L'autre article que nous recommandons porte sur le thème du travail volontaire et de la santé. Encore, comme nous l'avons vu plus haut, il est vital que les programmes soient gérés en fonction de maximiser les bénéfices que les participants peuvent en retirer. La recherche menée par Peter Konwerski and Honey Nashman suggère de créer une situation "gagnant/gagnant". Comme le terme "philanthropie" est centré sur la charité, la compassion et la générosité des donateurs, ils suggèrent d'utiliser le terme "philanthérapie" qui pose l'emphase sur un échange réciproque et positif qui peut avoir pour effet de promouvoir la santé - des effets sur la santé mentale, émotionnelle et psychologique des bénévoles.

 

Du côté francophone, on peut lire aussi un article sur la théorie sociologique de l'engagement social :

Le sens éthique et le plaisir sont les moteurs de l'engagement pour une cause. Comme la réalisation personnelle, l'autonomie et l'identité singulière sont des valeurs contemporaines, il en résulte parfois un rejet des grandes morales religieuses ou politiques traditionnelles. La justice écologique fournit un argumentaire intéressant pour développer un rapport individualisé à l'éthique, ouvrant le champ du religieux à l'émergence d'une dimension du plaisir liée au rapport à soi et à Dieu.
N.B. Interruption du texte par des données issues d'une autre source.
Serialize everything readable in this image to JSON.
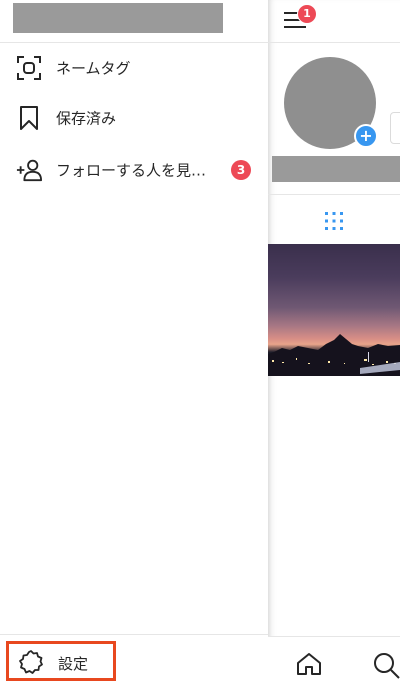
{
  "drawer": {
    "menu": [
      {
        "label": "ネームタグ",
        "icon": "nametag-icon"
      },
      {
        "label": "保存済み",
        "icon": "bookmark-icon"
      },
      {
        "label": "フォローする人を見…",
        "icon": "add-person-icon",
        "badge": "3"
      }
    ],
    "settings": {
      "label": "設定",
      "icon": "gear-icon"
    }
  },
  "profile": {
    "menu_badge": "1",
    "add_story_symbol": "+"
  },
  "colors": {
    "badge": "#ed4956",
    "accent_blue": "#3897f0",
    "highlight_border": "#e8481f"
  }
}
Vermeersch, Stéphanie. 2004. "Entre individualisation et participation : l'engagement associatif bénévole"Revue française de sociologie 4/2004 (Volume 45). pp.681-710.

 

Selon une enquête canadienne, quels avantages les Canadiens trouvent-ils à faire du bénévolat ? Mis à part l'engagement à une cause, trois principaux avantages se présentent en tête de liste.

  • Plus de trois quarts des bénévoles, soit 79 %, trouvent que l’engagement leur donne de l’entregent, par exemple, dans la compréhension et dans la motivation des autres, ainsi que dans la gestion de situations difficiles.
  • Un peu plus du deux-tiers, à 68 %, trouvent que cela les aide à améliorer leur communication.
  • Un bon 63 % constatent que cela accroît leurs connaissances des questions liées à la cause encouragée.
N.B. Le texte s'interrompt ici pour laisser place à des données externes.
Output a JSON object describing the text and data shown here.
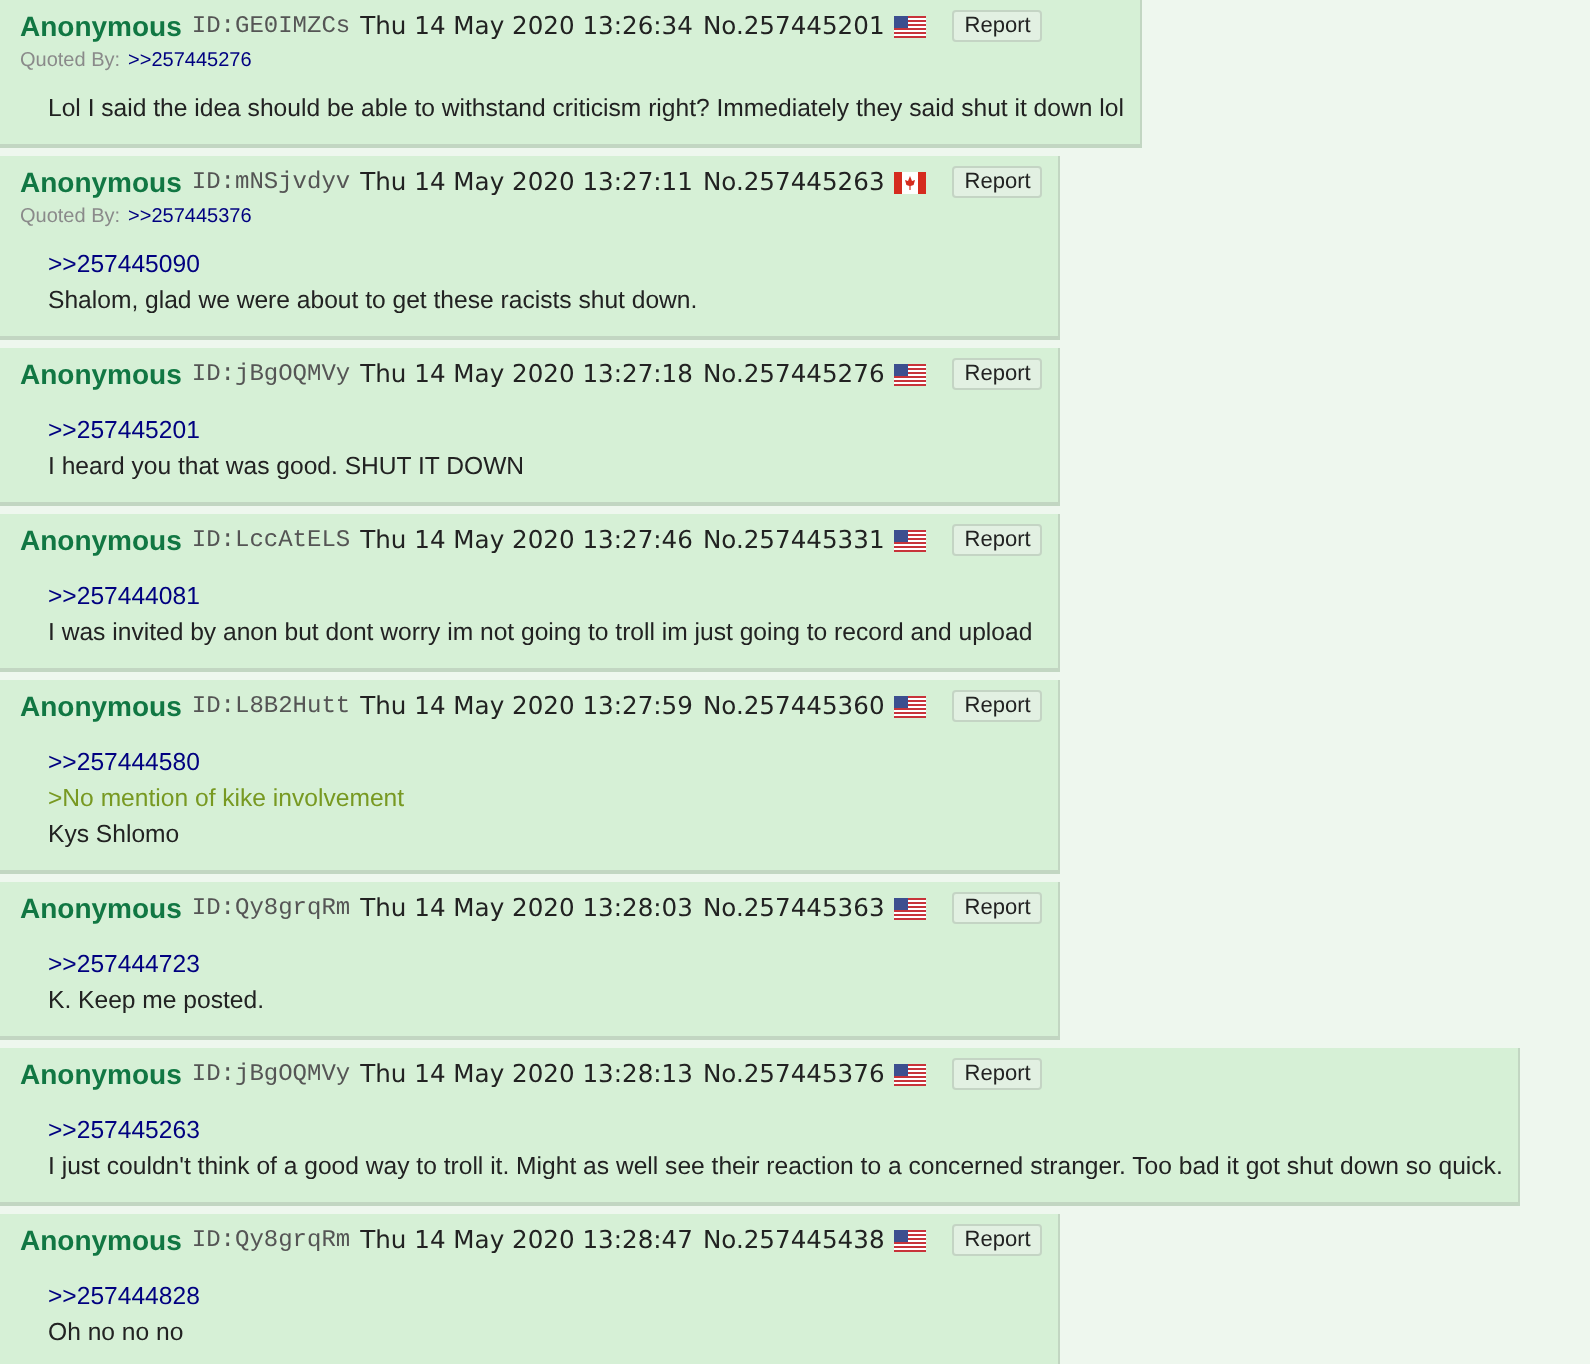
{
  "posts": [
    {
      "name": "Anonymous",
      "id": "ID:GE0IMZCs",
      "datetime": "Thu 14 May 2020 13:26:34",
      "number": "No.257445201",
      "flag": {
        "kind": "us"
      },
      "report": "Report",
      "quoted_by_label": "Quoted By:",
      "quoted_by": [
        ">>257445276"
      ],
      "lines": [
        {
          "kind": "text",
          "text": "Lol I said the idea should be able to withstand criticism right? Immediately they said shut it down lol"
        }
      ]
    },
    {
      "name": "Anonymous",
      "id": "ID:mNSjvdyv",
      "datetime": "Thu 14 May 2020 13:27:11",
      "number": "No.257445263",
      "flag": {
        "kind": "ca"
      },
      "report": "Report",
      "quoted_by_label": "Quoted By:",
      "quoted_by": [
        ">>257445376"
      ],
      "lines": [
        {
          "kind": "quotelink",
          "text": ">>257445090"
        },
        {
          "kind": "text",
          "text": "Shalom, glad we were about to get these racists shut down."
        }
      ]
    },
    {
      "name": "Anonymous",
      "id": "ID:jBgOQMVy",
      "datetime": "Thu 14 May 2020 13:27:18",
      "number": "No.257445276",
      "flag": {
        "kind": "us"
      },
      "report": "Report",
      "lines": [
        {
          "kind": "quotelink",
          "text": ">>257445201"
        },
        {
          "kind": "text",
          "text": "I heard you that was good. SHUT IT DOWN"
        }
      ]
    },
    {
      "name": "Anonymous",
      "id": "ID:LccAtELS",
      "datetime": "Thu 14 May 2020 13:27:46",
      "number": "No.257445331",
      "flag": {
        "kind": "us"
      },
      "report": "Report",
      "lines": [
        {
          "kind": "quotelink",
          "text": ">>257444081"
        },
        {
          "kind": "text",
          "text": "I was invited by anon but dont worry im not going to troll im just going to record and upload"
        }
      ]
    },
    {
      "name": "Anonymous",
      "id": "ID:L8B2Hutt",
      "datetime": "Thu 14 May 2020 13:27:59",
      "number": "No.257445360",
      "flag": {
        "kind": "us"
      },
      "report": "Report",
      "lines": [
        {
          "kind": "quotelink",
          "text": ">>257444580"
        },
        {
          "kind": "greentext",
          "text": ">No mention of kike involvement"
        },
        {
          "kind": "text",
          "text": "Kys Shlomo"
        }
      ]
    },
    {
      "name": "Anonymous",
      "id": "ID:Qy8grqRm",
      "datetime": "Thu 14 May 2020 13:28:03",
      "number": "No.257445363",
      "flag": {
        "kind": "us"
      },
      "report": "Report",
      "lines": [
        {
          "kind": "quotelink",
          "text": ">>257444723"
        },
        {
          "kind": "text",
          "text": "K. Keep me posted."
        }
      ]
    },
    {
      "name": "Anonymous",
      "id": "ID:jBgOQMVy",
      "datetime": "Thu 14 May 2020 13:28:13",
      "number": "No.257445376",
      "flag": {
        "kind": "us"
      },
      "report": "Report",
      "lines": [
        {
          "kind": "quotelink",
          "text": ">>257445263"
        },
        {
          "kind": "text",
          "text": "I just couldn't think of a good way to troll it. Might as well see their reaction to a concerned stranger. Too bad it got shut down so quick."
        }
      ]
    },
    {
      "name": "Anonymous",
      "id": "ID:Qy8grqRm",
      "datetime": "Thu 14 May 2020 13:28:47",
      "number": "No.257445438",
      "flag": {
        "kind": "us"
      },
      "report": "Report",
      "lines": [
        {
          "kind": "quotelink",
          "text": ">>257444828"
        },
        {
          "kind": "text",
          "text": "Oh no no no"
        }
      ]
    }
  ]
}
(Pour lire le résumé de l'Enquête nationale de 2000 sur le don, le bénévolat et la participation)

 

Le bénévole demeure libre de s’investir quand il le veut et où il le désire. Il doit savoir se poser la question du “pourquoi” de son engagement le plus souvent possible. Le bénévolat est un espace de liberté et de choix.

Les uns choisissent le bénévolat par convictions religieuses. D’autres, déçus par la superficialité des rapports sociaux, recherchent un contact plus authentique.

(Approfondir ces notions sur www.psychologies.com)

 

Au Canada, les bénévoles dans le domaine de la justice sociale s'engage pour des organismes de santé, de disparités sexuelles, d’ethnicité, d’environnement, de pauvreté, d’invalidités, de droits de reproduction et de droit criminel.

Pourquoi s’impliquent-ils ? La raison la plus importante invoquée par les bénévoles, c’est l’engagement au service des moins fortunés (44 % des bénévoles). L’engagement envers le changement social vient en deuxième (20%) et en troisième, l’encouragement des amis, de personnel et des parents (18%). Il est donc intéressant que la cause environnementale comporte un volet de justice écologique afin que l'impact des actions bénévoles rejoignent le désir de servir les plus démunis. Pour ceux dont l'action est orientée vers le changement social, il est important de participer à des discussions sur les politiques communautaires et publiques, ainsi que sur les personnes défavorisées. Les bénévoles ont besoin de sentir qu'on désire qu'ils s'engagent, c'est pourquoi soixante et onze pour cent des bénévoles interrogés dans le cadre de l’étude fournissent des services directs (par exemple : mentorat, enseignement, modèles d’inspiration professionnelle, counseling, soutien affectif, assistance physique) demandant une expertise et une implication personnelle. De plus, comme les communautés veulent redresser des injustices sociales non seulement en offrant des services à des groupes marginalisés, mais aussi en faisant de la recherche, de l’approche communautaire et de la défense de droits, il serait intéressant de créer des opportunités pour inciter les bénévoles qui ont les compétences à accomplir de telles tâches.